Thursday, July 22, 2010

Comments from michael

I concur with Dimity, although on reading the book for the 2nd time (it's a habit in our house) I did reflect back tot hose times in the early sixties and I remember quiote clearly young people (men in particular) laughing as they described marriage as a 'licence to have sex'. Remaining virgins until marriage was seen as a moral imperative, not usually followed, but probably more common than today. Of course we all know what changed that position irrevocably, that being the pill and the onset of the sexual revolution which, of course, Eddie finally got involved in. Flo, on the other hand, alluded to another trend of the 60's, that being 'open marriages', and a side reference to psychoanalysis (Yes! The product of a cold, calculating mother and a domineering father!). So altogether she was a harbinger of the 60's revolution, ironically from someone who was 'frigid'. Could such a story have credence today? Possibly not as sex is probably integral to any relationship which ends in marriage, whereas 50 years ago sex was seen as starting at marriage (in theory at least). A bit of juxtaposing horses and carts if you will.

The most disappointing aspect of this book from a self-confessed McEwan fan is that I did not engage with either character, and so I was not emotionally or intellectually wedded to any outcome.
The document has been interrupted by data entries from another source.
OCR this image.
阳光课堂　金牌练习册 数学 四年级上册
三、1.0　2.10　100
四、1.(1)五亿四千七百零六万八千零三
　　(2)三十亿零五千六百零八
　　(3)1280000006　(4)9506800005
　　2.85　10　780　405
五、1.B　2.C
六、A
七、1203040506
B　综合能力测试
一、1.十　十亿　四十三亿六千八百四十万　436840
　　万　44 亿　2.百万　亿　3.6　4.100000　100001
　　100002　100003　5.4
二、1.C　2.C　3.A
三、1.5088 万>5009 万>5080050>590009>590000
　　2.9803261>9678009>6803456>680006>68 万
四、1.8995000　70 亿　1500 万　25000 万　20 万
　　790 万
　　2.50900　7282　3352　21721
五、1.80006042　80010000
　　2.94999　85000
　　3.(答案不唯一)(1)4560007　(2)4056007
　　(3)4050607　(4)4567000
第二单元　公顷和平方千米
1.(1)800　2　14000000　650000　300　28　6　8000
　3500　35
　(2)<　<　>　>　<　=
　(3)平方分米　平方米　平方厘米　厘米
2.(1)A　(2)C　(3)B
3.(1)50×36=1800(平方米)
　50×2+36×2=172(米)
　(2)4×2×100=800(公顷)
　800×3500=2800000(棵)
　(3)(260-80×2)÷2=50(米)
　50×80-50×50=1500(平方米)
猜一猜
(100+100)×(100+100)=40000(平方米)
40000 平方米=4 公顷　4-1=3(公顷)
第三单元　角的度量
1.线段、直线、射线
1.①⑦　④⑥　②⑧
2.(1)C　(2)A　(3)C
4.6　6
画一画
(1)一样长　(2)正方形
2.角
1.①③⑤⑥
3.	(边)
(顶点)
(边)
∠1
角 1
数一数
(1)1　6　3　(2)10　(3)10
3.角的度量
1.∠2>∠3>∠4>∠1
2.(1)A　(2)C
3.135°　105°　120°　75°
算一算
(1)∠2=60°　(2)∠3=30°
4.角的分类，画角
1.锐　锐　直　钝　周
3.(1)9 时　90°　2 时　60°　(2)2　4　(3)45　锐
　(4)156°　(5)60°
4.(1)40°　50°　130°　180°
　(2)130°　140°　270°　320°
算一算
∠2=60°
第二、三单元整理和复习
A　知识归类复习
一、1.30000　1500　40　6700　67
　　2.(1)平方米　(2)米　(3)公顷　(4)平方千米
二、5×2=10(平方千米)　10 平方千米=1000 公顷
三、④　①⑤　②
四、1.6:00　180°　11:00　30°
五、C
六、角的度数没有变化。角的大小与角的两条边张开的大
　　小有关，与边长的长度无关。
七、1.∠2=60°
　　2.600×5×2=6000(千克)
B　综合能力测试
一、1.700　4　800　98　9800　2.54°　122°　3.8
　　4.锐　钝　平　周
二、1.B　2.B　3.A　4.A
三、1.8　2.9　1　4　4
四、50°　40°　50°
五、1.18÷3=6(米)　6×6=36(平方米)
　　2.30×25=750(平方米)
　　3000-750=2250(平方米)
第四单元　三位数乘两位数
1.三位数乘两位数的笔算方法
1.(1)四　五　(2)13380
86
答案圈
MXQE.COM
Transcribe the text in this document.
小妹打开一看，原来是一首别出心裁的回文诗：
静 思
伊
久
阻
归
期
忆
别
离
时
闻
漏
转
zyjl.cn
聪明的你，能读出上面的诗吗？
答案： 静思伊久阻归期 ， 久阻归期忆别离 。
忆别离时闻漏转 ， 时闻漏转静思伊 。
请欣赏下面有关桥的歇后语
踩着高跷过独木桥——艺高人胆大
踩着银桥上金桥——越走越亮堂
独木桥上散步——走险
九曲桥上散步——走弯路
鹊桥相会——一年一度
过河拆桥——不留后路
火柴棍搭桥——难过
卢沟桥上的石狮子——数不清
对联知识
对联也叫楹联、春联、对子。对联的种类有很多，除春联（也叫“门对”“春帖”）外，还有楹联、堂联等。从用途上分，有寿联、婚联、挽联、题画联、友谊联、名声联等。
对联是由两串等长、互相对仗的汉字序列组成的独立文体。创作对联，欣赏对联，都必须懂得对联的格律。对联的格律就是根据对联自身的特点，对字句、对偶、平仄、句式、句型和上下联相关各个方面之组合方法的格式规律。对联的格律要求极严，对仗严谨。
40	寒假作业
They did not draw a sympathetic response from me and I felt a bit of 'as you sow, so you reap'. Victims of their generation? Victims of each other? Victims of themselves? Probably.

Eddie ends up with one short marriage and a string of over-lapping relationships. It may well have been that Flo was his one true love and that if his ego had relinquished a little on Chesil Beach then they could have made a reconciliation and sought solutions to their dilemma. Is the key to all relationships perseverence, and the death to relationships stubborn ego and petulant flight?

One last point. The rleationship between the two was hard to be viewed as a classical love affair. It was duty-centric. And largely duty to each other's family. There was little (actually no) passion, which may give substance to that old joke - what is the shortest book in the world? The book of great British lovers.